La Black Label sta pubblicando delle serie apocalittiche superlative. Certo, bisogna ammettere che l’universo DC si presta bene a questo genere di rappresentazioni. Con i suoi personaggi iconici e granitici a volte serve davvero la fine del mondo per farli smuovere. Last Knight on Earth era stato divertente, Snyder e Capullo e le loro prove tecniche di Death Metal. Ma per gustarvi del sano rock ‘n roll ad altissimo tasso di ottani bisogna per forza puntare sui quattro albi che compongono Wonder Woman : Dead Earth.
Piccola premessa davvero necessaria : si fa tanto parlare della trinità DC, ma se diamo un’occhiata profonda ai loro componenti, è facile notare che la nostra beneamata amazzone, a volte tende a mancare della motivazione che invece pervade sia Superman che Batman. È una questione di struttura, dovremmo psicanalizzare quello che c’è alla base della sua origine (e non è detto che non la si faccia, presto, molto presto), ma l’impressione che ne deriva è che a muovere Diana di Themyscira sia una generalizzato senso di giustizia che non va mai ad esplorare angoli bui.
Ed è proprio qui che funziona questa versione in chiave apocalittica. Diana si risveglia nei resti della Wayne manor e ha pochi ricordi di quello che l’ha portata a dormire per secoli interi. Solo qualche certezza : il mondo è andato a rotoli, e ha un vago sentore che la colpa posso essere sua. Diana vaga tra le terre desolate, senza un alleato, fino a quando non scopre una delle ultime tribù di uomini costretti a difendersi da Hidrae giganti e mostri che neppure un inverno nucleare è stato capace di mettere a dormire.
Il viaggio verso la redenzione e la salvezza la porterà a dover guadagnare fiducia, muovere passi incerti al fine di trovare un nuovo ruolo nel mondo. Ed un posto per i pochi rimasti di rimarginare le ferite e tornare a crescere.
Daniel Warren Johnson sa impastare le mani in questa storia sapientemente. Il viaggio di Diana somiglia al cammino dell’eroe. Ogni passo, ogni anfratto nasconde frammenti del suo passato e nuovi pericoli. E spesso le due cose coincidono.

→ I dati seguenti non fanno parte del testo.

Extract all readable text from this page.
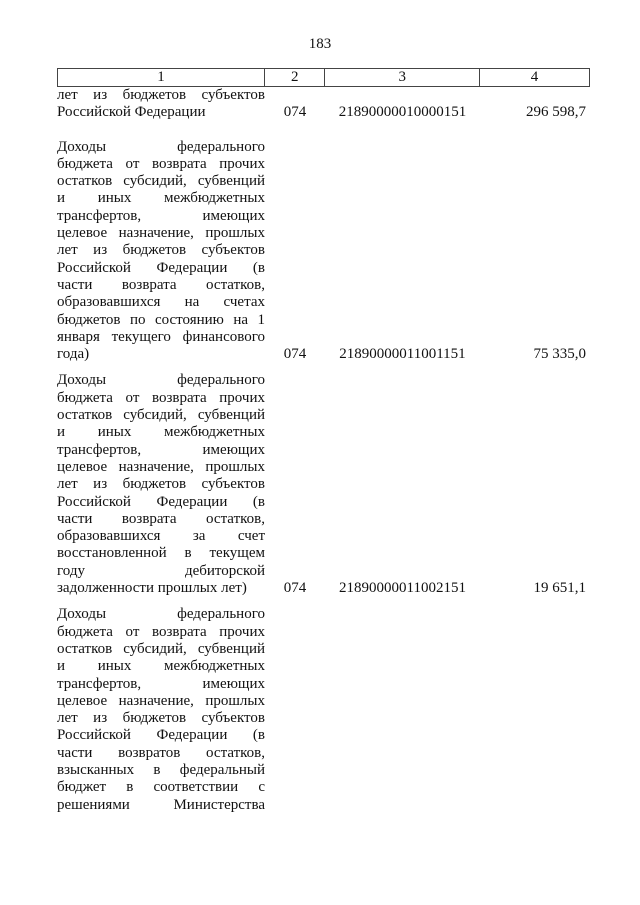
183
1	2	3	4
лет из бюджетов субъектов
Российской Федерации	074	21890000010000151	296 598,7
Доходы федерального
бюджета от возврата прочих
остатков субсидий, субвенций
и иных межбюджетных
трансфертов, имеющих
целевое назначение, прошлых
лет из бюджетов субъектов
Российской Федерации (в
части возврата остатков,
образовавшихся на счетах
бюджетов по состоянию на 1
января текущего финансового
года)	074	21890000011001151	75 335,0
Доходы федерального
бюджета от возврата прочих
остатков субсидий, субвенций
и иных межбюджетных
трансфертов, имеющих
целевое назначение, прошлых
лет из бюджетов субъектов
Российской Федерации (в
части возврата остатков,
образовавшихся за счет
восстановленной в текущем
году дебиторской
задолженности прошлых лет)	074	21890000011002151	19 651,1
Доходы федерального
бюджета от возврата прочих
остатков субсидий, субвенций
и иных межбюджетных
трансфертов, имеющих
целевое назначение, прошлых
лет из бюджетов субъектов
Российской Федерации (в
части возвратов остатков,
взысканных в федеральный
бюджет в соответствии с
решениями Министерства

Johnson, che è autore completo, con un passato recente legato a Skybound (lavori pubblicati anche in Italia, Ghost Fleet e Murder Falcon) usa un tratto violento, verace. Diana, con la sua nuvola di capelli ricci spettinati ed i suoi muscoli torniti non è mai stata più vera e sensuale. La rabbia atavica che la pervade è incisa in ogni tratto. Tavole che sembrano composte da pagine veloci di matita e carboncino ad incidere l’urgenza di arrivare all’epilogo esplosivo.
Tra le altre cose, verso la fine del secondo volume, Diana brandirà un’arma di una violenza ed un afrore pulp inaudito. E malgrado ciò, neanche è il punto estremo. Ogni pagina trasuda esagerazione, anche i momenti di tregua sono strappati ad una ironia fulminante che non trasborda mai nel pessimo gusto.
Il formato prestige dei quattro albi è stato pubblicato in America ed adesso è in fase di pubblicazione anche in Italia, ma sapete già che il Vostro affezionato aspetta il volume cartonato.